Saturday, April 20, 2013

Paltrow's Paltry Eating & Crackpot Diet Advice !


Gwyneth Paltrow's latest contribution to ameliorating the terrible malnutrition suffered by swaths of the world's population -- everyone but Paltrow, in fact --has just been published in the UK under the title ''It's All Good.'' And indeed it is, if your approach to food is completely crackpot served up with a hefty side of overprivilege. In short, if you thought Pippa Middleton's book ''Celebrate'' read more like an Internet parody than an actual book written by an actual person for which publishers paid actual money, you ain't seen nothing until you've read La Paltrow's contribution to the genre.

While ostensibly a cookbook, It's All Good is a cookbook characterised by a complete fear of food. Paltrow explains in the beginning how she was inspired to write the book when she nearly died after eating too many french fries (I am not exaggerating here) and submitted herself to medical tests and came up with a diagnosis that her body was in crisis. A doctor duly decreed that she was allergic to pretty much everything, and should eat next to nothing...except quinoa and maybe some pomegranate , occasionally. I kid you not!

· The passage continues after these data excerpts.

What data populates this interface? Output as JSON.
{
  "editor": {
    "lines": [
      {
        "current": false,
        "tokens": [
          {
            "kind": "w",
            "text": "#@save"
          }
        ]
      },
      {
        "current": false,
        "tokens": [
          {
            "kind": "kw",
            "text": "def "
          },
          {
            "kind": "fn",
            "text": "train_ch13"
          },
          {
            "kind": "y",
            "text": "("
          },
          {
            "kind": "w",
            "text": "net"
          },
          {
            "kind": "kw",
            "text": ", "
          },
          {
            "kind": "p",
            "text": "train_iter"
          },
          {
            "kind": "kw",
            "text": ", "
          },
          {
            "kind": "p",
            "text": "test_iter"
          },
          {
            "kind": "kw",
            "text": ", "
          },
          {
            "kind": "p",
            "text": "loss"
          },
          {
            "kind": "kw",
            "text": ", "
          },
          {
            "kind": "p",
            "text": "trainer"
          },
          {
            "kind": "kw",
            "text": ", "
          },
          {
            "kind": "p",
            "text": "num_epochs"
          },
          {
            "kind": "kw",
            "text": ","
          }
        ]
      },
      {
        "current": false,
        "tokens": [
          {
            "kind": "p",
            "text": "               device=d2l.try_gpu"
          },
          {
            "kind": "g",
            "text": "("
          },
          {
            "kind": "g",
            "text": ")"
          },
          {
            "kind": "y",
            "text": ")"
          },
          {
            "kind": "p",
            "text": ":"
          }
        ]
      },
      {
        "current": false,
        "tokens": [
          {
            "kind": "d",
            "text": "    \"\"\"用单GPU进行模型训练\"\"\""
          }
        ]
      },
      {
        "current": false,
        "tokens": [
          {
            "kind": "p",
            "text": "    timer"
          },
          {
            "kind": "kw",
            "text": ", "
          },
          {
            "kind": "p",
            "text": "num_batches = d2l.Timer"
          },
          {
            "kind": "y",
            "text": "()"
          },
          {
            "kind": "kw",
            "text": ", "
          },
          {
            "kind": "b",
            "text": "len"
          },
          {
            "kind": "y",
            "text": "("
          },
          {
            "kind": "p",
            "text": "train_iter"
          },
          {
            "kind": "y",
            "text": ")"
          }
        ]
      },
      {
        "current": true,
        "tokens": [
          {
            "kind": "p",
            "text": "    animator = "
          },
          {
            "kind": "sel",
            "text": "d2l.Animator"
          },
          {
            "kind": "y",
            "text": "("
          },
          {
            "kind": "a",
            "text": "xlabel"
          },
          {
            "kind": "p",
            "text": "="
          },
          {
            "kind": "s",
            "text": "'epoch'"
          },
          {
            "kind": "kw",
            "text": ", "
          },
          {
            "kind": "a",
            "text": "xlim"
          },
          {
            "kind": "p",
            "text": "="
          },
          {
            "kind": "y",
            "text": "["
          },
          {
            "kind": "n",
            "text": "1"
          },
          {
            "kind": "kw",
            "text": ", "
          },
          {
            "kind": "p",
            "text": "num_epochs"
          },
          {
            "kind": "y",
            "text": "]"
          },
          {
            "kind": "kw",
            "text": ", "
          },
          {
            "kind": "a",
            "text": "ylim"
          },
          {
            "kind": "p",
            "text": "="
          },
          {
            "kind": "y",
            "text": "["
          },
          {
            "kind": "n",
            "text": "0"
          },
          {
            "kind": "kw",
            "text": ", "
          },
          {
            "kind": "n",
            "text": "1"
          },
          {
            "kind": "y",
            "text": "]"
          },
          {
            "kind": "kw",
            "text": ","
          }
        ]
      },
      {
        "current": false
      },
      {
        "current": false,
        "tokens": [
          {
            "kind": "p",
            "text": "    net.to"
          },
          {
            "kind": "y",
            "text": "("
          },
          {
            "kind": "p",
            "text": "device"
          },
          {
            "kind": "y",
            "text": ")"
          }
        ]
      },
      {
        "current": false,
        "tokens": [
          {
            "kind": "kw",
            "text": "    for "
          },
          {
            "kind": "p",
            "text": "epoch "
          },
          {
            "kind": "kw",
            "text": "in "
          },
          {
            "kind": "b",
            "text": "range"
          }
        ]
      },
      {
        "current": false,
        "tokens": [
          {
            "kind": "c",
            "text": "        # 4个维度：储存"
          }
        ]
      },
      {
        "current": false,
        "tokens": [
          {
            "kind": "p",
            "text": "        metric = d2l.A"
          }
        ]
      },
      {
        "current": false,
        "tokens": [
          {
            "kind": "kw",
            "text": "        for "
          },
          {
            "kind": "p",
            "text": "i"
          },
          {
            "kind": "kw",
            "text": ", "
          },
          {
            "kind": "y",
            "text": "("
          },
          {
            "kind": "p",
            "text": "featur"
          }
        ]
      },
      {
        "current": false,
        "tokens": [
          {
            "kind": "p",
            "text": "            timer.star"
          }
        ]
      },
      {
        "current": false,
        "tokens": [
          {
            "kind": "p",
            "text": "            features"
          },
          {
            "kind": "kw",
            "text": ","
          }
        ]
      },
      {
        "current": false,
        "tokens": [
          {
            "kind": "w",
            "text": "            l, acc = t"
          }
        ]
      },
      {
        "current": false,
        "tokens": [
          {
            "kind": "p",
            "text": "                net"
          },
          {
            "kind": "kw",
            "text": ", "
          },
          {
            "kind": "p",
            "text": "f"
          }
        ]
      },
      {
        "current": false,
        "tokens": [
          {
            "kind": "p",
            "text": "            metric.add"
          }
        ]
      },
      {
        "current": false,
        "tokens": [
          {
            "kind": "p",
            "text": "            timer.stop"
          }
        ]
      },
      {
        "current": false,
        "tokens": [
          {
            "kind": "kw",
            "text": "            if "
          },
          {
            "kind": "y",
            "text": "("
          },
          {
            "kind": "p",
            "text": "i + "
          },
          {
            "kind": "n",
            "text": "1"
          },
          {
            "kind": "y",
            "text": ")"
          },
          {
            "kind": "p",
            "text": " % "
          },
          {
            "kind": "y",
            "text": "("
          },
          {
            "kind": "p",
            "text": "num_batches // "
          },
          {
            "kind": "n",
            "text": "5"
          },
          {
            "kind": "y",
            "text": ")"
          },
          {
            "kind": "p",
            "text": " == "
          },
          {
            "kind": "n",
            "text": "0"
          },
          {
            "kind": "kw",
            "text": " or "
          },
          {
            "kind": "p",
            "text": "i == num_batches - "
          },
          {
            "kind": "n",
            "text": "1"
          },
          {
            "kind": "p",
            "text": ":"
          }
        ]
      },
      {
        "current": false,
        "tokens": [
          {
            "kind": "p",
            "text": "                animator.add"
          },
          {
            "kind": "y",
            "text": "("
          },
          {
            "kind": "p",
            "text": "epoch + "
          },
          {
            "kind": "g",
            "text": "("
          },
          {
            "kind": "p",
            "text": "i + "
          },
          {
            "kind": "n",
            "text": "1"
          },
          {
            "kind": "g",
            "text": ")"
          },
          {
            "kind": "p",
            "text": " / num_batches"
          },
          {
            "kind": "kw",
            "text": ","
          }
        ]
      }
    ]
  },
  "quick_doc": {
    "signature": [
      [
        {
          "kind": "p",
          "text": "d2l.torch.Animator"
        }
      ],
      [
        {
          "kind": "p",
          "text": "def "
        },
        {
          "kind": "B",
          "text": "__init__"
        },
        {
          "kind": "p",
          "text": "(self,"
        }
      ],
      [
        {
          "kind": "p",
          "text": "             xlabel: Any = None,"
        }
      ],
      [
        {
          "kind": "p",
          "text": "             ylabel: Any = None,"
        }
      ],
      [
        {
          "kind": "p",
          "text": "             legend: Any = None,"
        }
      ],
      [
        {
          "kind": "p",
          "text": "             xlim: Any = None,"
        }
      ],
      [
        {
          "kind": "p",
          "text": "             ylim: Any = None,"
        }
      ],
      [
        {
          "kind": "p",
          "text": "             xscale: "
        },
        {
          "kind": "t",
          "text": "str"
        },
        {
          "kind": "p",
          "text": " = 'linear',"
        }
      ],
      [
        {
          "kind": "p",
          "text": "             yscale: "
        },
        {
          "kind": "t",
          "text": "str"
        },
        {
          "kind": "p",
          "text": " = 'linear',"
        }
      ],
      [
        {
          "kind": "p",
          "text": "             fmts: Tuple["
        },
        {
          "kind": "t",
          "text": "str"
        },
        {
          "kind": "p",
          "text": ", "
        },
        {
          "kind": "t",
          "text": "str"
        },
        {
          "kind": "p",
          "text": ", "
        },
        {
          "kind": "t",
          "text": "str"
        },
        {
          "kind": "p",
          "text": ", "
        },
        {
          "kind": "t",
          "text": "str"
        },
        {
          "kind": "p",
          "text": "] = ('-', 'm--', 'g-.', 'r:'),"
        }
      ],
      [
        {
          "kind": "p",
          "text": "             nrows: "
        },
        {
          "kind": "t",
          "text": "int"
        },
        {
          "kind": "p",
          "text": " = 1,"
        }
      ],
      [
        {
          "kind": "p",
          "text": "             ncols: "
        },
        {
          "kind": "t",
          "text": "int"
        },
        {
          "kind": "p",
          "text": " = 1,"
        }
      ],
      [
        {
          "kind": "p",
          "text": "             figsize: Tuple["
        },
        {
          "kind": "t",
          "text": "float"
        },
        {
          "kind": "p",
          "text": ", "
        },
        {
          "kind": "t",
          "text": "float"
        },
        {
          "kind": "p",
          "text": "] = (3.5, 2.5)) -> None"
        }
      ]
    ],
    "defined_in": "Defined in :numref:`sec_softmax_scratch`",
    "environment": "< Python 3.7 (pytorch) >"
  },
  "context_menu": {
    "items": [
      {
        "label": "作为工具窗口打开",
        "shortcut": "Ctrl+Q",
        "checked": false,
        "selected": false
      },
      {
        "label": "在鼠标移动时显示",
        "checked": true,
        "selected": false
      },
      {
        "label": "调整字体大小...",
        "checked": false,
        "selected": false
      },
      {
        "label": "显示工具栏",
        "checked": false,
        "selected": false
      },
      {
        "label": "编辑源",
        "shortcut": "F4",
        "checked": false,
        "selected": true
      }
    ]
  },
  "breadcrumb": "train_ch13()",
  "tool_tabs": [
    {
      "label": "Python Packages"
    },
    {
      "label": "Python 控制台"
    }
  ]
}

So, Gwyneth, with the kind of self-centred self-righteousness that only Hollywood A-listers can master, decided that if she needs to follow this medically dubious ''elimination'' diet (a diet one doctor has described as ''at best a non-evidence based hope, and at worst plain old malpractice''), then so does everyone else in the world. Hence, her cookbook is food-phobic, a treatise on nutrition that contains about as much science as a Thomas the Tank Engine book. In short, Paltrow's concept of nutrition casts extreme doubt on the efficacy of the private schools system in Manhattan that educated her so expensively.

The food and literary establishments have described It's All Good as ''laughable Hollywood neuroticism about eating taken to the next level''  and ''plainly quack science''. Yahoo gleefully pointed out that to eat as Paltrow suggests would cost $300 a day! There are some cheaper tasting recipes in it, if you like lots of brown rice. It's easy to make fun of Paltrow -- I've just done it for 450 words without breaking a sweat -- but it's sad that there must be a whole generation that doesn't know Paltrow was once a talented actress as opposed to a cheerleader for tofu. However, the reality seems to be that during the past decade Paltrow appears to have decided to jettison her career and become a full-time spouter of nonsense about food, exercise and her own ''inner journey.'' all detailed on her website, Goop.com.

These are the cliched characteristics of a celebrity today and Paltrow embodies them all to an extraordinary overblown degree. The net result is that she now gets far more press for being this parody of a celebrity than she ever got for being an actual celebrity. Sure, a lot of the attention might be negative, like this week's STAR Magazine poll announcing that Paltrow tops it's Top 20 list of most hated celebrities, but at least it's attention.  Mail Online is so enthralled with pronouncements from Gwyneth's boasting ''I have a butt of a 22 year old stripper'' or saying ''I would rather die than let my kids eat Cup-a-Soup", and her gluten intolerance that they have a whole section dedicated to her. Columnists are learning that making oneself into a laughable figure can be very lucrative sideline.

The Way I See It....aside from her myopic sense of overprivilege, giving her children silly names and the tendency to dabble in embarrassing hip-hop parlance, Paltrow seems to have realised at just the right point that the difference between being a 20th and 21st Century celebrity is that the former required some talent and the latter requires only self-exposure. So if that means becoming a laughing stock along the way, she can laugh herself all the way to the bank. Her nonsensical book has currently garnered twice as many Google hits as Iron Man 3. Gwyneth Paltrow: modern-day genius or embodiment of modern day ills?  Whatever...it's all good.